セナは深く息を吸い、抱えていた書類の紐を解いた。「私は記録を公開する。記録は証拠であり、選択の道具にもなる。妹のために隠したものも、これからは公開の場で、本人がどう扱うかを選べるようにする」紙束がひらりと広場に放たれ、風に乗って街の声がそれを受け取った。記録が空中を舞い、人々がそれを拾い上げる。誰かが、子どもの頃の遠い日の歌を口ずさんだ。

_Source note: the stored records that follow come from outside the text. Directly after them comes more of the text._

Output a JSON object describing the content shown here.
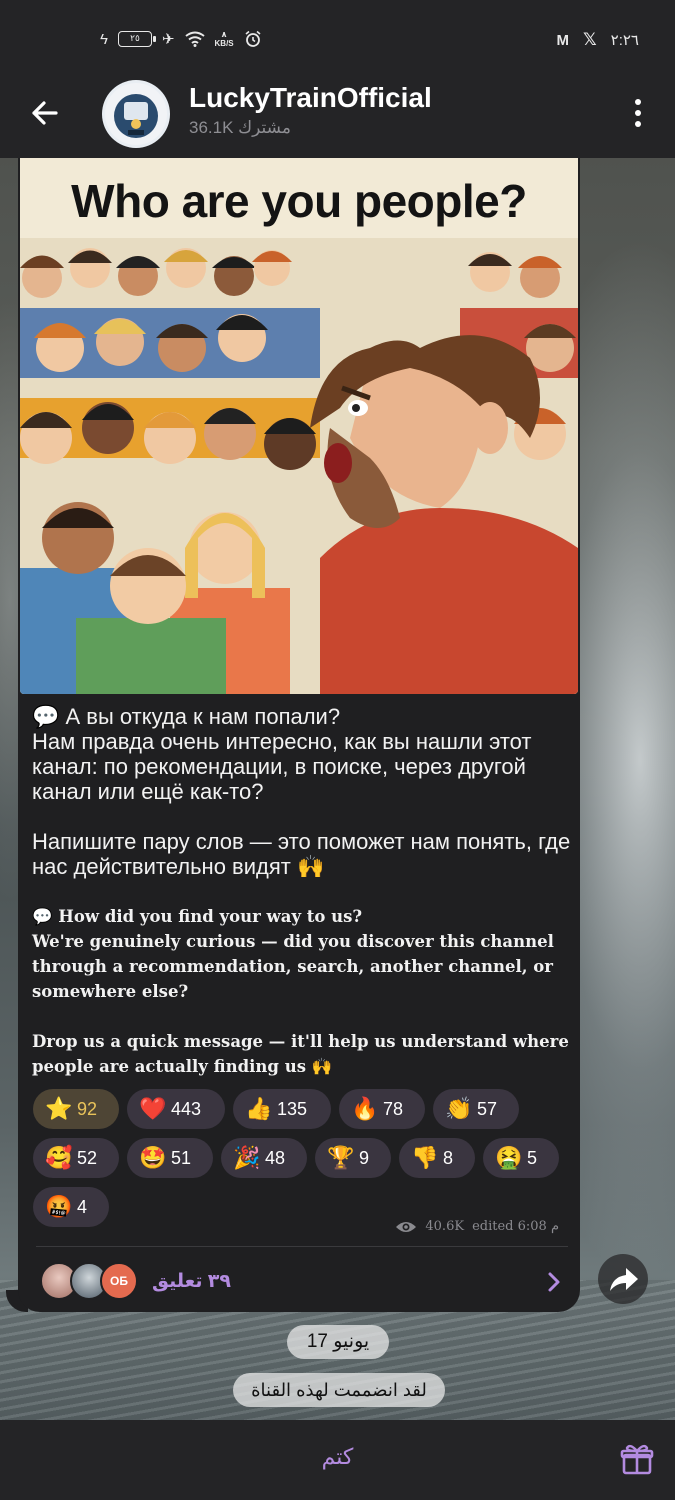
{
  "status_bar": {
    "time": "٢:٢٦",
    "battery": "٢٥",
    "speed_value": "٨",
    "speed_unit": "KB/S"
  },
  "header": {
    "channel_name": "LuckyTrainOfficial",
    "subscribers": "36.1K مشترك"
  },
  "post": {
    "image_title": "Who are you people?",
    "text_ru": [
      "💬 А вы откуда к нам попали?\nНам правда очень интересно, как вы нашли этот канал: по рекомендации, в поиске, через другой канал или ещё как-то?",
      "Напишите пару слов — это поможет нам понять, где нас действительно видят 🙌"
    ],
    "text_en": [
      "💬 How did you find your way to us?\nWe're genuinely curious — did you discover this channel through a recommendation, search, another channel, or somewhere else?",
      "Drop us a quick message — it'll help us understand where people are actually finding us 🙌"
    ],
    "reactions": [
      {
        "icon": "⭐",
        "count": "92",
        "active": true
      },
      {
        "icon": "❤️",
        "count": "443"
      },
      {
        "icon": "👍",
        "count": "135"
      },
      {
        "icon": "🔥",
        "count": "78"
      },
      {
        "icon": "👏",
        "count": "57"
      },
      {
        "icon": "🥰",
        "count": "52"
      },
      {
        "icon": "🤩",
        "count": "51"
      },
      {
        "icon": "🎉",
        "count": "48"
      },
      {
        "icon": "🏆",
        "count": "9"
      },
      {
        "icon": "👎",
        "count": "8"
      },
      {
        "icon": "🤮",
        "count": "5"
      },
      {
        "icon": "🤬",
        "count": "4"
      }
    ],
    "views": "40.6K",
    "edited": "edited 6:08 م",
    "comments": "٣٩ تعليق",
    "commenter_initials": "ОБ"
  },
  "date_separator": "17 يونيو",
  "service_message": "لقد انضممت لهذه القناة",
  "bottom_bar": {
    "mute_label": "كتم"
  },
  "colors": {
    "accent": "#b38be0",
    "bubble": "#1f1f21",
    "bar": "#242426",
    "star_reaction": "#e9c35a"
  }
}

五人の宣言が場の律をつくる。人々はその律に続き、順々に名を挙げ、何を自分で担うかを表明した。配役院が取り上げた役は、かつて中央から押し付けられていたが、今は違った。個人が、共同体が、声を上げてその重さを受け取っていく。朱色の札は、返されるごとに白く細く変色していった。黒い糸は、糸端が互いの手に結ばれて、一本の線にならずに多数の小さな線へ分かれていく。まるで蜘蛛の巣が風でほどけ、人々の手に結び直されるようだった。
だが遠くから警鐘の音が鳴った。投影装置の影が震え、配役院の仕組みが最後の抵抗を示した。光は鋭さを増し、朱色の札が自動的に空へ放たれ始める。ヴァルドの声が場外にこだました。「人々よ! 規律は混乱を避けるためにある! 皆が自由に振る舞えば、再び都市は滅びる!」彼の怒鳴りは言葉としては届くが、真実の重みが薄れていた。彼は信じた秩序を守ろうとする。だがその守り方が、もう人々の心には通じない。記憶の痛みを引き受けた者がいること、名前を取り戻した者がいること――それが、既存の価値を揺るがしていた。